If personal protective equipment is missing or malfunctions for any reason, the employee does not have the right to perform his job duties. In this case, downtime in production must be paid by the employer as a working day, since responsibility for downtime falls entirely on the employer.

Is the manager required to write a response?

First of all, it is important to understand that the organization is not required to prepare a report (response) on the measures taken, since it is assumed that the inspection body can subsequently organize a new scheduled inspection. Its purpose is to ensure that the company has taken all necessary measures to eliminate the violation, i.e. At the time of the new inspection, the order must be fulfilled.
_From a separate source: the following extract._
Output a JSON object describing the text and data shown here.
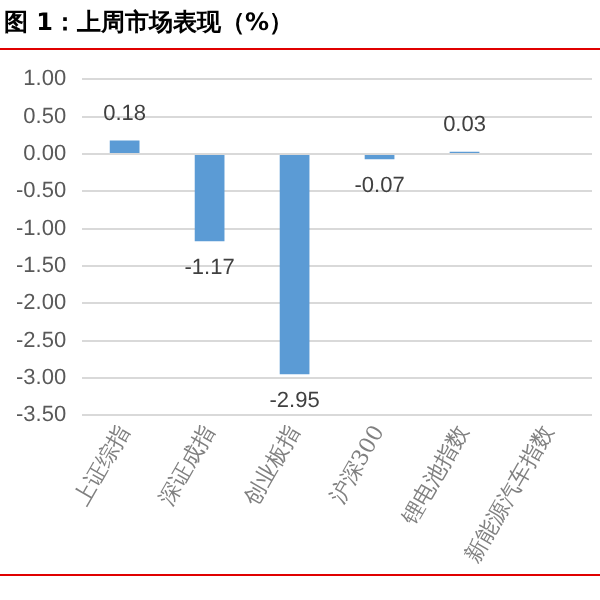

However, if the manager writes a response and lists the actions taken, a secondary review may not follow if the inspectors consider that the actions described in the document are sufficient. Another important point is that during a new visit to the company, inspectors may find other violations. If you compose and send a comprehensive response in a timely manner, such a risk is practically eliminated.
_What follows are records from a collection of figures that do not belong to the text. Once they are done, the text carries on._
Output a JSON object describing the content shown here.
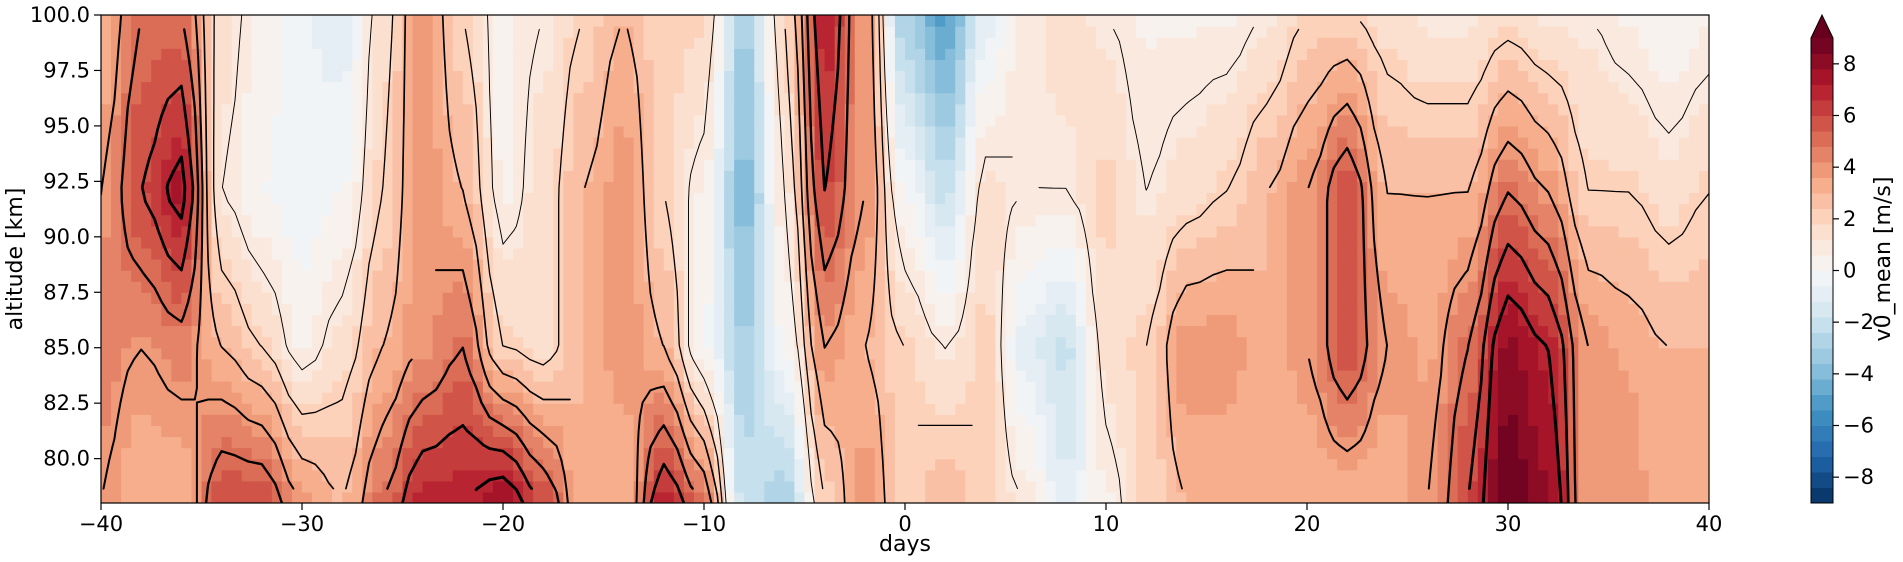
{
  "chart_data": {
    "type": "heatmap",
    "xlabel": "days",
    "ylabel": "altitude [km]",
    "xlim": [
      -40,
      40
    ],
    "ylim": [
      78,
      100
    ],
    "x_ticks": [
      -40,
      -30,
      -20,
      -10,
      0,
      10,
      20,
      30,
      40
    ],
    "x_tick_labels": [
      "−40",
      "−30",
      "−20",
      "−10",
      "0",
      "10",
      "20",
      "30",
      "40"
    ],
    "y_ticks": [
      80,
      82.5,
      85,
      87.5,
      90,
      92.5,
      95,
      97.5,
      100
    ],
    "y_tick_labels": [
      "80.0",
      "82.5",
      "85.0",
      "87.5",
      "90.0",
      "92.5",
      "95.0",
      "97.5",
      "100.0"
    ],
    "colorbar": {
      "label": "v0_mean [m/s]",
      "colormap": "RdBu_r",
      "range": [
        -9,
        9
      ],
      "extend": "max",
      "ticks": [
        -8,
        -6,
        -4,
        -2,
        0,
        2,
        4,
        6,
        8
      ],
      "tick_labels": [
        "−8",
        "−6",
        "−4",
        "−2",
        "0",
        "2",
        "4",
        "6",
        "8"
      ]
    },
    "colors": {
      "negative": "#053061",
      "zero": "#f7f7f7",
      "positive": "#67001f"
    },
    "grid": false,
    "bands": [
      {
        "day": -40,
        "values": {
          "78": 4,
          "85": 4.5,
          "92": 4,
          "100": 3
        }
      },
      {
        "day": -38,
        "values": {
          "78": 3,
          "85": 4,
          "92": 6,
          "100": 5
        }
      },
      {
        "day": -36,
        "values": {
          "78": 3,
          "85": 4.5,
          "92": 7.5,
          "100": 5
        }
      },
      {
        "day": -34,
        "values": {
          "78": 6,
          "85": 3,
          "92": 1,
          "100": 1.5
        }
      },
      {
        "day": -32,
        "values": {
          "78": 6,
          "85": 2,
          "92": 0,
          "100": 0.5
        }
      },
      {
        "day": -30,
        "values": {
          "78": 4,
          "85": 0.5,
          "92": -0.5,
          "100": -0.5
        }
      },
      {
        "day": -28,
        "values": {
          "78": 3,
          "85": 1.5,
          "92": 0,
          "100": -1
        }
      },
      {
        "day": -26,
        "values": {
          "78": 5,
          "85": 3,
          "92": 2,
          "100": 1.5
        }
      },
      {
        "day": -24,
        "values": {
          "78": 7,
          "85": 4,
          "92": 4,
          "100": 4
        }
      },
      {
        "day": -22,
        "values": {
          "78": 7,
          "85": 5,
          "92": 3,
          "100": 2
        }
      },
      {
        "day": -20,
        "values": {
          "78": 8,
          "85": 2,
          "92": 0.5,
          "100": 0.5
        }
      },
      {
        "day": -18,
        "values": {
          "78": 6,
          "85": 1.5,
          "92": 1.5,
          "100": 1
        }
      },
      {
        "day": -16,
        "values": {
          "78": 3,
          "85": 3,
          "92": 3,
          "100": 2
        }
      },
      {
        "day": -14,
        "values": {
          "78": 3,
          "85": 4,
          "92": 4,
          "100": 3
        }
      },
      {
        "day": -12,
        "values": {
          "78": 7,
          "85": 3,
          "92": 2,
          "100": 2
        }
      },
      {
        "day": -10,
        "values": {
          "78": 5,
          "85": 0,
          "92": 0.5,
          "100": 2
        }
      },
      {
        "day": -8,
        "values": {
          "78": -2,
          "85": -3,
          "92": -4,
          "100": -3
        }
      },
      {
        "day": -6,
        "values": {
          "78": -3,
          "85": 0,
          "92": 1,
          "100": 2
        }
      },
      {
        "day": -4,
        "values": {
          "78": 2,
          "85": 4,
          "92": 6,
          "100": 7
        }
      },
      {
        "day": -2,
        "values": {
          "78": 4,
          "85": 3,
          "92": 4,
          "100": 4
        }
      },
      {
        "day": 0,
        "values": {
          "78": 2,
          "85": 2,
          "92": 0,
          "100": -3
        }
      },
      {
        "day": 2,
        "values": {
          "78": 3,
          "85": 1,
          "92": -2,
          "100": -5
        }
      },
      {
        "day": 4,
        "values": {
          "78": 2,
          "85": 2,
          "92": 1.5,
          "100": -1
        }
      },
      {
        "day": 6,
        "values": {
          "78": 1,
          "85": -1,
          "92": 1,
          "100": 1
        }
      },
      {
        "day": 8,
        "values": {
          "78": -1,
          "85": -2,
          "92": 1,
          "100": 1.5
        }
      },
      {
        "day": 10,
        "values": {
          "78": 0.5,
          "85": 1.5,
          "92": 2,
          "100": 1
        }
      },
      {
        "day": 12,
        "values": {
          "78": 2,
          "85": 2,
          "92": 1,
          "100": 0.5
        }
      },
      {
        "day": 14,
        "values": {
          "78": 3,
          "85": 4,
          "92": 1.5,
          "100": 0.5
        }
      },
      {
        "day": 16,
        "values": {
          "78": 3,
          "85": 4,
          "92": 2,
          "100": 0.5
        }
      },
      {
        "day": 18,
        "values": {
          "78": 3,
          "85": 3,
          "92": 3,
          "100": 1
        }
      },
      {
        "day": 20,
        "values": {
          "78": 3,
          "85": 4,
          "92": 4,
          "100": 2
        }
      },
      {
        "day": 22,
        "values": {
          "78": 3,
          "85": 6,
          "92": 6,
          "100": 2
        }
      },
      {
        "day": 24,
        "values": {
          "78": 3,
          "85": 4,
          "92": 3,
          "100": 1.5
        }
      },
      {
        "day": 26,
        "values": {
          "78": 4,
          "85": 3.5,
          "92": 3,
          "100": 1
        }
      },
      {
        "day": 28,
        "values": {
          "78": 6,
          "85": 5,
          "92": 3,
          "100": 1
        }
      },
      {
        "day": 30,
        "values": {
          "78": 9,
          "85": 8,
          "92": 5,
          "100": 1.5
        }
      },
      {
        "day": 32,
        "values": {
          "78": 8,
          "85": 7,
          "92": 4,
          "100": 1
        }
      },
      {
        "day": 34,
        "values": {
          "78": 4,
          "85": 4,
          "92": 2,
          "100": 1
        }
      },
      {
        "day": 36,
        "values": {
          "78": 4,
          "85": 3.5,
          "92": 2,
          "100": 0.5
        }
      },
      {
        "day": 38,
        "values": {
          "78": 3,
          "85": 3,
          "92": 1.5,
          "100": 0
        }
      },
      {
        "day": 40,
        "values": {
          "78": 3,
          "85": 3,
          "92": 2,
          "100": 0.5
        }
      }
    ]
  }
}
Thus, failure to respond does not constitute a violation, and no penalties are provided for this situation. However, it is in the company’s interests to respond to the order in writing and eliminate any violations found.

What it is

The legislation establishes that the authorized body responsible for checking the activities of an economic entity, if faults are detected, issues an order to the latter to eliminate the violations.
It expresses the requirement of the inspector and its execution is mandatory. But in itself it cannot entail the imposition of any sanctions.

At the same time, failure to comply within the prescribed period entails punishment under Art. 19.5 Code of Administrative Offenses of the Russian Federation.

The issuance of an order, as well as certain requirements for the information that must be contained in it, are regulated by the Federal Law of December 26, 2009 No. 294-FZ “On the protection of the rights of legal entities and individual entrepreneurs in the exercise of state control (supervision) and municipal control” (hereinafter referred to as text – Law).

Recommendations for drafting the document

The response is a progress report. It is drawn up on the basis of the regulation itself - a duplicate record of violated norms, links to relevant laws and other regulatory documents. The actions themselves must contain specific measures aimed at eliminating the violation.

In addition, the letter can indicate that the organization will take all possible measures to prevent the occurrence of such errors in work. The document is drawn up as briefly as possible in an official business style. All described actions must be supported by specific documentary evidence.

The document can be sent to:

  • in person or by courier;
  • by mail (by registered mail with written notification and a list of attachments);
  • by email, if the inspection organization allows this possibility.

It is better to prepare a response in advance so that the deadlines for eliminating violations are not violated; otherwise, the organization may face an administrative fine.